Aggiornamento: 11 ott 2021

IL NOIR A MILANO


Oggi vorrei accompagnarvi in visita, ma soprattutto raccontarvi le incredibili storie che ruotano attorno a Villa Simonetta, già definita la più lussuriosa ma anche, aggiungerei io, la più noir tra le antiche ville di delizia milanesi. Oggi pressoché nascosta dal cemento di via Stilicone (siamo in zona Cenisio, dalle parti del Monumentale), se non la conoscete appare improvvisamente, girato l’angolo, nella sua imponente maestosità e non potrete esimervi dal tradizionale “Oh” di meraviglia!

Villa Simonetta  - esterno - Wilma Viganò

In effetti è molto anomala per Milano.
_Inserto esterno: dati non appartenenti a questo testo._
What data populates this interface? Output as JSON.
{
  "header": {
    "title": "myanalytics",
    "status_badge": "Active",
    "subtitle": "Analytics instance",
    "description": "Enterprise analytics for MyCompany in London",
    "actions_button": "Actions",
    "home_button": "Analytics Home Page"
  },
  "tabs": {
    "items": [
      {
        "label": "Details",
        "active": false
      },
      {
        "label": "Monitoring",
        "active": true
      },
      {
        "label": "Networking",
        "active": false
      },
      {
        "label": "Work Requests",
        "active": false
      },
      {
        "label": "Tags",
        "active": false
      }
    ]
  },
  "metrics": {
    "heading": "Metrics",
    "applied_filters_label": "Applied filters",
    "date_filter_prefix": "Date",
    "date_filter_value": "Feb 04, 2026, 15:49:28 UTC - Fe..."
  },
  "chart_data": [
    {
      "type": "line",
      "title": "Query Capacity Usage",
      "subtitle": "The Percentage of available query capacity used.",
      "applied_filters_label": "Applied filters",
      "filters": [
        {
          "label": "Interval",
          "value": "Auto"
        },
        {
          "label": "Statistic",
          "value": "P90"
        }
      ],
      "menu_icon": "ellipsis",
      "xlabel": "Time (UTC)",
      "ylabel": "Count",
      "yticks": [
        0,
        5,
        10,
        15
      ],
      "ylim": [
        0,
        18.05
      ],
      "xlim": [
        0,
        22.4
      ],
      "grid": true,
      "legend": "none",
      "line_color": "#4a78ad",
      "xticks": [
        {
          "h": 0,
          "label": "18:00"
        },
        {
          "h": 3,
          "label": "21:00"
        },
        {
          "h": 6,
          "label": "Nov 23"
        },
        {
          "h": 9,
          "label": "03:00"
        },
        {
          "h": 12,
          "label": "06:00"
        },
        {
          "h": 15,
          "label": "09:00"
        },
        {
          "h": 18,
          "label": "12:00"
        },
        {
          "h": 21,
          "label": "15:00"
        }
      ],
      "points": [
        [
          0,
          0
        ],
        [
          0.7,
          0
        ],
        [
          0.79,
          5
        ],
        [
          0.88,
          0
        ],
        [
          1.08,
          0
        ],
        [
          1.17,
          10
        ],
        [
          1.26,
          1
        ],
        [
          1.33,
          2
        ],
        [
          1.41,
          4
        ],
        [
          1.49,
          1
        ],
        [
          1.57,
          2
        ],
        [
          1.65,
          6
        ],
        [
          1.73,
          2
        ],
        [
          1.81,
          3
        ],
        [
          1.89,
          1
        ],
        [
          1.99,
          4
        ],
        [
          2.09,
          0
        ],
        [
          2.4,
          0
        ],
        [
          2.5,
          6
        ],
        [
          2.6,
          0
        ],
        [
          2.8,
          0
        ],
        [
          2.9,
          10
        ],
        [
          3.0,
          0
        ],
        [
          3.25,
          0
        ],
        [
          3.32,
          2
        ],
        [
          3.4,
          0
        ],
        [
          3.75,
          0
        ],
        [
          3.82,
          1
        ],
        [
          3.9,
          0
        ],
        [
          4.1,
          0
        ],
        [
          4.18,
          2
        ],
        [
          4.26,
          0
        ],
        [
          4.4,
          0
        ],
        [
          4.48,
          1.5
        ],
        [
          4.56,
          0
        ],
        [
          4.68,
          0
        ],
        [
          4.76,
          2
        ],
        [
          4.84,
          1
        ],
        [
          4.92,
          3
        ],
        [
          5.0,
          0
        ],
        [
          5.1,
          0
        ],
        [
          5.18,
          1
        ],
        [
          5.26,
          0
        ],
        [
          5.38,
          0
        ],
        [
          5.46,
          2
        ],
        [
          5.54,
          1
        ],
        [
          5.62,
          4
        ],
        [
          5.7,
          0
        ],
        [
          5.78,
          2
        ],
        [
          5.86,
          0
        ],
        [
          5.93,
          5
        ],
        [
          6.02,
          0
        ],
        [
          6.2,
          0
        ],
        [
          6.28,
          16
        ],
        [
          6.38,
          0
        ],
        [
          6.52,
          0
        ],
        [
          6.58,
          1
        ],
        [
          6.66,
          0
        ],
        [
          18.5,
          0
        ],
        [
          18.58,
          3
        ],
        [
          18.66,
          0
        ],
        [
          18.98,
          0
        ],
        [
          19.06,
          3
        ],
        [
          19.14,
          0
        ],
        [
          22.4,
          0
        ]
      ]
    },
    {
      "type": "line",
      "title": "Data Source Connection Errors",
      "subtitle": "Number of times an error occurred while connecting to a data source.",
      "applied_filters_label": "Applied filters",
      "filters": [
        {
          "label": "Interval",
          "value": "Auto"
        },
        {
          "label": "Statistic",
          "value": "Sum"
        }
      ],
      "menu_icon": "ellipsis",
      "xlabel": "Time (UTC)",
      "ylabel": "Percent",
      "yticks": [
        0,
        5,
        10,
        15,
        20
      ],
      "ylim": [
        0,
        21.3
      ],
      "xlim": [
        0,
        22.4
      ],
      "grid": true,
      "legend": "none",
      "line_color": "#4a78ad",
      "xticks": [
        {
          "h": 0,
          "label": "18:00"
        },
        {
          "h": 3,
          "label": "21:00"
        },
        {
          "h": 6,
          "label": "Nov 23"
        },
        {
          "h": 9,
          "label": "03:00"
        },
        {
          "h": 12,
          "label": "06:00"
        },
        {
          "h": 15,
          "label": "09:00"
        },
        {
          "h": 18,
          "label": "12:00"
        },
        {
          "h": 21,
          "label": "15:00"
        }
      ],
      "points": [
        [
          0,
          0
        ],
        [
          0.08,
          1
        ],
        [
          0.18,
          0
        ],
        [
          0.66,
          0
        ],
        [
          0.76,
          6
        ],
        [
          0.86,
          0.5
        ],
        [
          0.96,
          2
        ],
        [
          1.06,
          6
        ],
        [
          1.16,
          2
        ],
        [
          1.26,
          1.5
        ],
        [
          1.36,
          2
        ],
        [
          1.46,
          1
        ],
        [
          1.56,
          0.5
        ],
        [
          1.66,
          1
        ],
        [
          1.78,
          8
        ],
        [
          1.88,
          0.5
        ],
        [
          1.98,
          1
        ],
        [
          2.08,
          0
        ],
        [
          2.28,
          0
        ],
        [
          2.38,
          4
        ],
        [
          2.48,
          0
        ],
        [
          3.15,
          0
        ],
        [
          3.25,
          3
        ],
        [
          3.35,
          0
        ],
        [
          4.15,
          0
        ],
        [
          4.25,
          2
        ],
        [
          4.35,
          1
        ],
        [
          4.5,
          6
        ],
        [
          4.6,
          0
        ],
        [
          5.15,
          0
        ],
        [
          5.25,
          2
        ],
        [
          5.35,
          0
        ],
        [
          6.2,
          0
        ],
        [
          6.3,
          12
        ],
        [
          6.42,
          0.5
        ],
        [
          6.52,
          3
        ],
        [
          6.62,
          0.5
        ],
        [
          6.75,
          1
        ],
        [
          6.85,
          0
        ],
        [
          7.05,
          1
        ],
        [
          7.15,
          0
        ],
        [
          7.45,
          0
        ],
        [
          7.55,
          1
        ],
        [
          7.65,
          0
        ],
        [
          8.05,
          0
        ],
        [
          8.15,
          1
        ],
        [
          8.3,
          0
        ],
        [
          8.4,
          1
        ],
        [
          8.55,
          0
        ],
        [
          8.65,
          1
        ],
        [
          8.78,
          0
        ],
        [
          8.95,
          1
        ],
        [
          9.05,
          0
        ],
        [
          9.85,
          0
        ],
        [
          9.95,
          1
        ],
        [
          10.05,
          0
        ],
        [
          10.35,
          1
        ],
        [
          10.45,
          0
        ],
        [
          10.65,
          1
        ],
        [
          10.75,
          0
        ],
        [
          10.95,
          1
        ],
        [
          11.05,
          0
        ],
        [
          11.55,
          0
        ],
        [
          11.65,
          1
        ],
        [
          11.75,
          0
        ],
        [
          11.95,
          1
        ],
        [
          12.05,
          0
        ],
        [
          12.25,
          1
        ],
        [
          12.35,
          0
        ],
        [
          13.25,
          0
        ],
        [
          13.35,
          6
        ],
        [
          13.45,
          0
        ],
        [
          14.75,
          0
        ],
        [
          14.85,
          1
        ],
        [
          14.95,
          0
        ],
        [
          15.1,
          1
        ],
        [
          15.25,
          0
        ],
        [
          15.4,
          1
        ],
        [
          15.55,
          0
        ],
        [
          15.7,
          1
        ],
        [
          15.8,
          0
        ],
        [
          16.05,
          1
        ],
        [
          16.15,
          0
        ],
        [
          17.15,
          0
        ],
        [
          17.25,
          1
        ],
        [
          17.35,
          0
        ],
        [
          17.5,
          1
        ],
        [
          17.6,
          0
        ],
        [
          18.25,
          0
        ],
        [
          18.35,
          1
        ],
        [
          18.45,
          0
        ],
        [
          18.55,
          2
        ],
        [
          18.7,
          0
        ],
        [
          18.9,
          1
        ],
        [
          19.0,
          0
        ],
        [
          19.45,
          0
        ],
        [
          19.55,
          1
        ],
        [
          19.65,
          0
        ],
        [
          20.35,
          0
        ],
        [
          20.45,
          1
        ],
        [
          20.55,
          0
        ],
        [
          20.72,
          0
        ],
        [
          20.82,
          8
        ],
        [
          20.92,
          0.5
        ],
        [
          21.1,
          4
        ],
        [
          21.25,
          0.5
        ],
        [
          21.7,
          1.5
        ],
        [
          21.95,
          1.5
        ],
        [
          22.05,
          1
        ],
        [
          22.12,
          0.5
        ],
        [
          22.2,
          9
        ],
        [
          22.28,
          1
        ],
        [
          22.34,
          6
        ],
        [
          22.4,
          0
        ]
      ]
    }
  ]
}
In perfetto stile rinascimentale, fu voluta verso la fine del Quattrocento dal cancelliere di Ludovico il Moro, tale Gualtiero Bascapè, che aveva acquistato il terreno (allora fondo agricolo in aperta campagna) dall’Ospedale Maggiore. Bascapè visse nella villa, allora denominata “La Gualtiera”, solo per due anni prima di morire. La villa passò quindi di mano dando inizio ad una sequela infinita di proprietari, tutti ovviamente di gran nome e soprattutto di grande disponibilità finanziarie, date le sue dimensioni. Cominciarono i Rabia, seguiti dai Cicogna e dai Gonzaga. E si deve al Governatore di Milano Ferrante I Gonzaga l’ulteriore ampliamento. Da buon politico volle infatti trasformarla in lussuosa residenza di rappresentanza. Fu così che nel 1574 l’architetto pratese Domenico Giuntalosi ideò le due ali laterali che andarono a formare l’attuale pianta a U che si apre in direzione del giardino. Di particolare impatto è la facciata che comprende un imponente portico a nove arcate sovrastato da due ordini di logge con balaustre ornate, mentre gli interni erano pressoché completamente affrescati con dipinti raffiguranti le imprese dei Gonzaga.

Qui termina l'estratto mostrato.